第145話

「当然、エルフィもつけての対決だ。あの時からずっと、お前を倒したいって気持ちは変わってない。だからその決着を今つけてやる」


 憧れの人との修行を経てちょっと落ち着いたのかと思っていたが、気のせいだったらしい。

 初めてユグドラシルから出ていきなり喧嘩売ってきたときのように相変わらずの血気盛んな野郎。

 相変わらずの面倒臭さだが、そこが逆に安心感を覚えた。

 一方の大我は、一番最初に勝負をふっかけられたときは戸惑いながらも挑んでいたが、今はその時とは心情も状態も違う。

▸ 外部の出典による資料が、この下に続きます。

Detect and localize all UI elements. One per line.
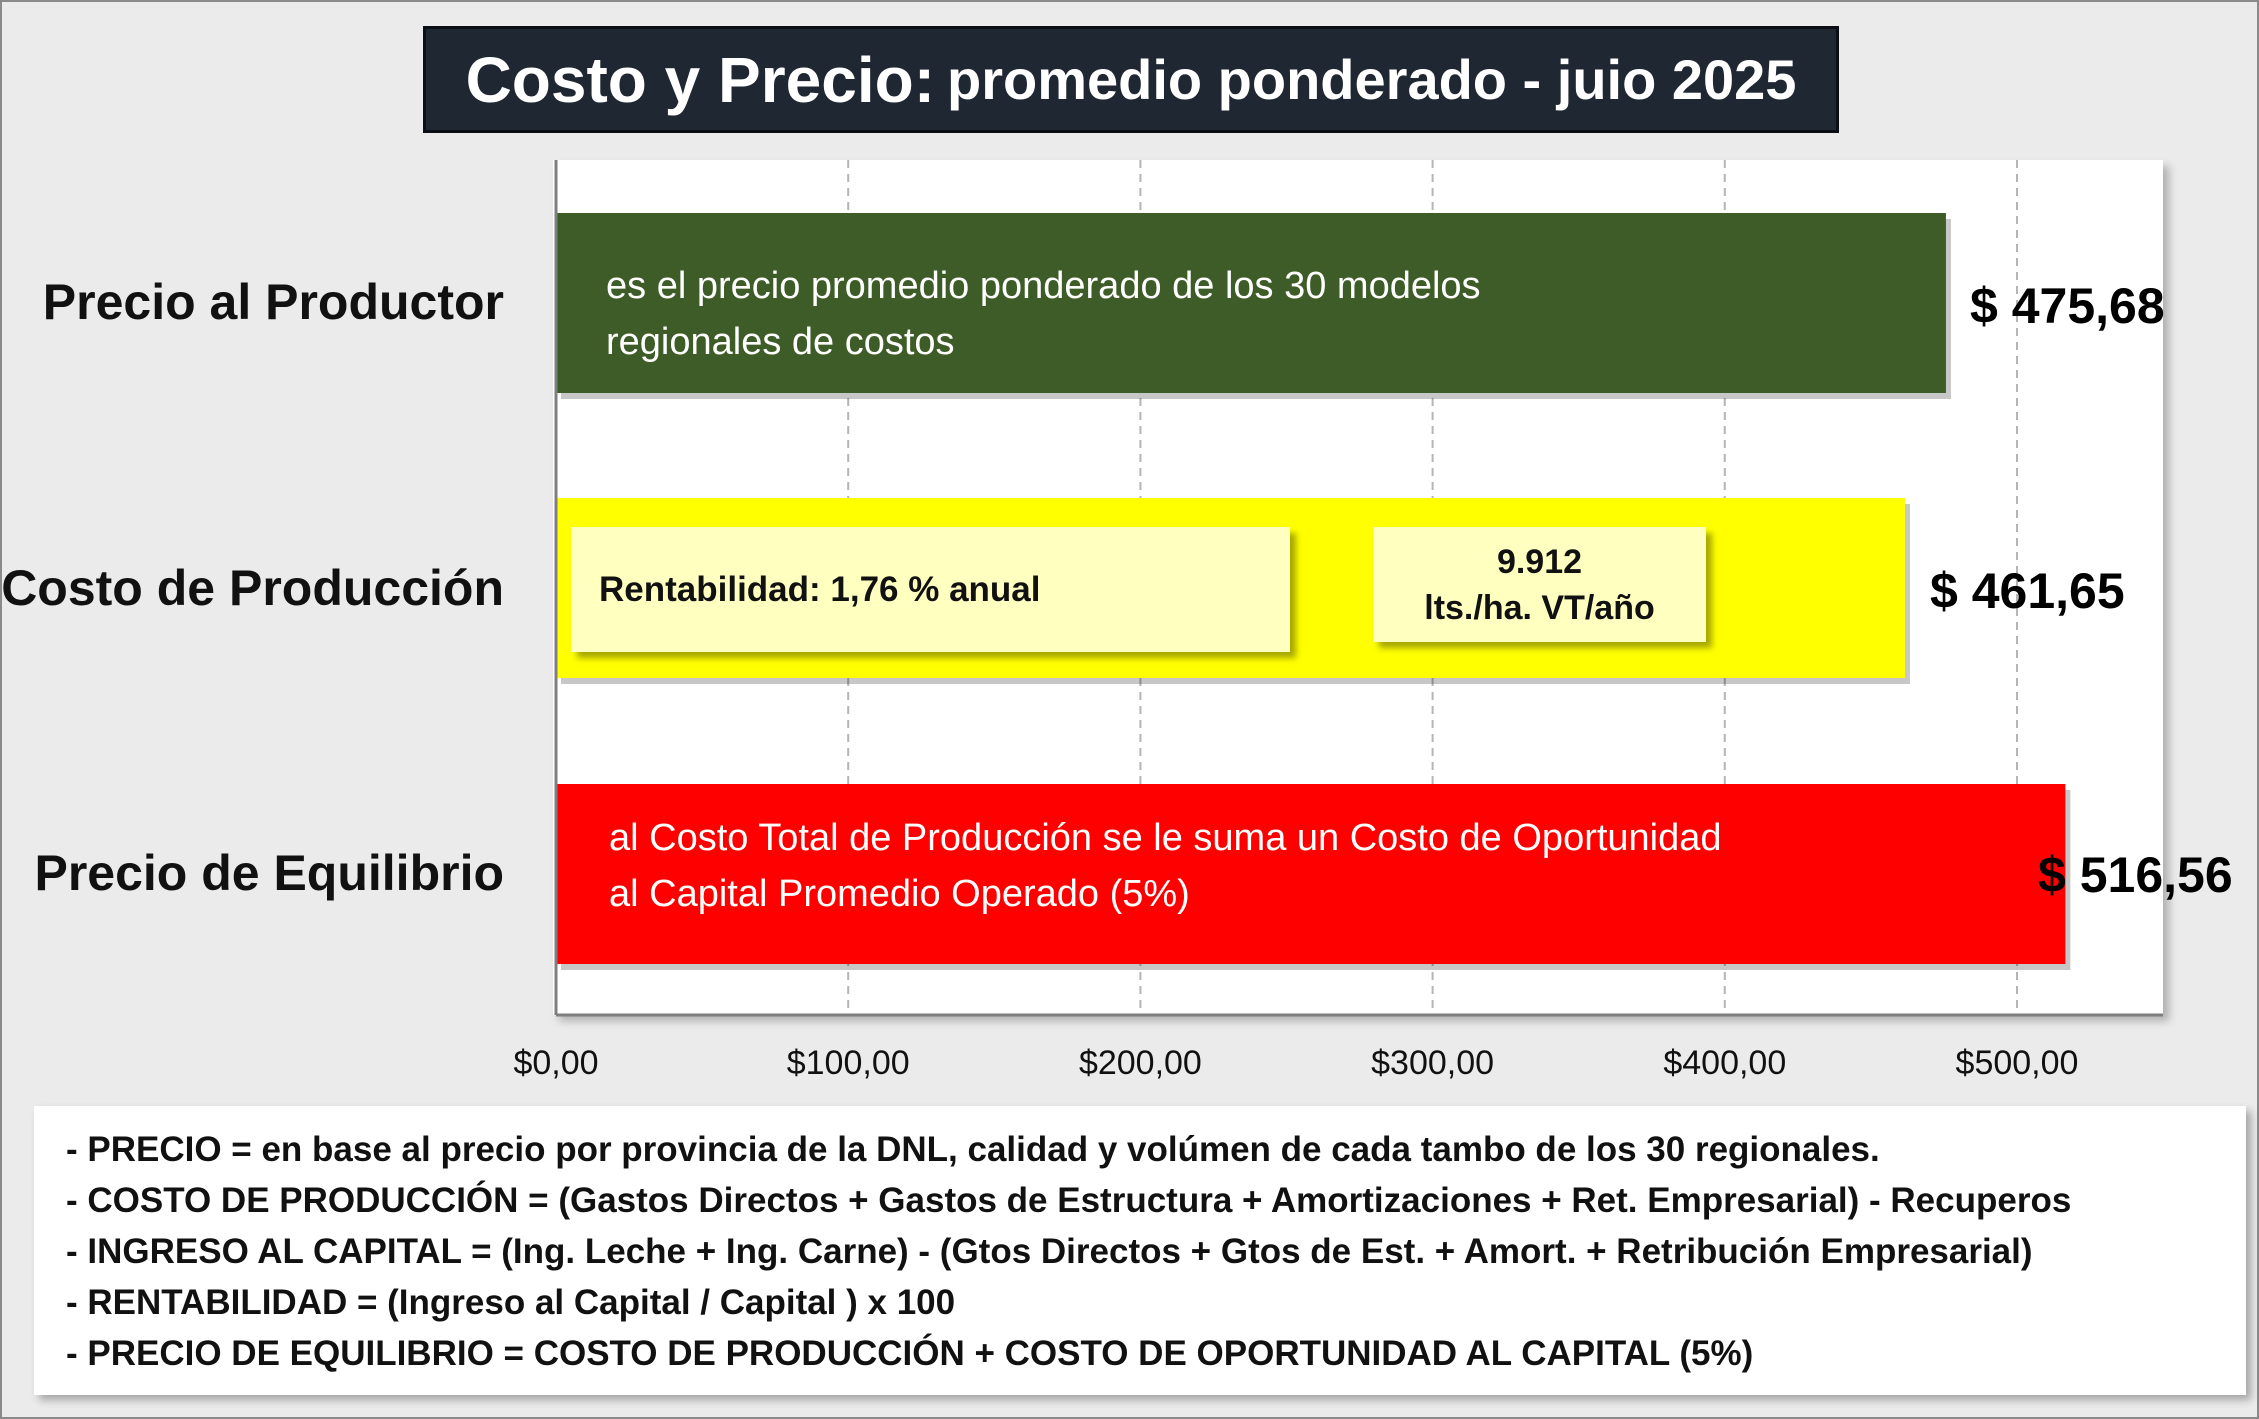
notes-box: - PRECIO = en base al precio por provinc… — [34, 1106, 2246, 1395]
produccion-value: 9.912 — [1496, 542, 1583, 581]
x-tick-label: $400,00 — [1663, 1044, 1787, 1082]
bar-text-precio-equilibrio: al Costo Total de Producción se le suma … — [609, 817, 1722, 915]
x-tick-label: $0,00 — [513, 1044, 599, 1082]
title-sub: promedio ponderado - juio 2025 — [947, 48, 1797, 111]
title-main: Costo y Precio: — [465, 43, 935, 116]
x-tick-label: $300,00 — [1371, 1044, 1495, 1082]
note-costo-produccion: - COSTO DE PRODUCCIÓN = (Gastos Directos… — [66, 1181, 2072, 1220]
bar-text-precio-productor: es el precio promedio ponderado de los 3… — [606, 265, 1481, 363]
x-tick-label: $100,00 — [786, 1044, 910, 1082]
chart-title: Costo y Precio: promedio ponderado - jui… — [423, 26, 1839, 133]
note-precio: - PRECIO = en base al precio por provinc… — [66, 1130, 1880, 1169]
category-label-costo-produccion: Costo de Producción — [1, 560, 504, 616]
category-label-precio-equilibrio: Precio de Equilibrio — [34, 845, 504, 901]
value-label-precio-productor: $ 475,68 — [1970, 278, 2165, 334]
value-label-precio-equilibrio: $ 516,56 — [2038, 847, 2233, 903]
value-label-costo-produccion: $ 461,65 — [1930, 563, 2125, 619]
x-tick-label: $500,00 — [1955, 1044, 2079, 1082]
produccion-unit: lts./ha. VT/año — [1424, 588, 1655, 627]
bar-3 — [556, 784, 2066, 964]
rentabilidad-box: Rentabilidad: 1,76 % anual — [571, 527, 1290, 652]
rentabilidad-text: Rentabilidad: 1,76 % anual — [599, 569, 1041, 609]
bar-1 — [556, 213, 1946, 393]
note-precio-equilibrio: - PRECIO DE EQUILIBRIO = COSTO DE PRODUC… — [66, 1334, 1754, 1373]
produccion-box: 9.912 lts./ha. VT/año — [1373, 527, 1706, 642]
note-ingreso-capital: - INGRESO AL CAPITAL = (Ing. Leche + Ing… — [66, 1232, 2033, 1271]
note-rentabilidad: - RENTABILIDAD = (Ingreso al Capital / C… — [66, 1283, 956, 1322]
x-tick-label: $200,00 — [1078, 1044, 1202, 1082]
category-label-precio-productor: Precio al Productor — [42, 274, 504, 330]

わけのわからないまま世界へ放り込まれた時とは比べ物にならない程に慣れと実力を身に着けた。

 今ではすっかりと現世界の住人として地に足をつけた大我。その上で、何をどうすればいいのかわからないという迷い猫の状態から脱した今、その勝負を受けてみたいという気持ちが強くなっていった。


「いいぜ、その勝負受けてやる」


 本当のところを言えば、今の大我は本調子ではない。重傷を負う前に近いような完全な回復までには至っていない。

 おそらくこの先、その時以上、それ以上の能力を身につけるのかもしれないが、今はまだその時ではない。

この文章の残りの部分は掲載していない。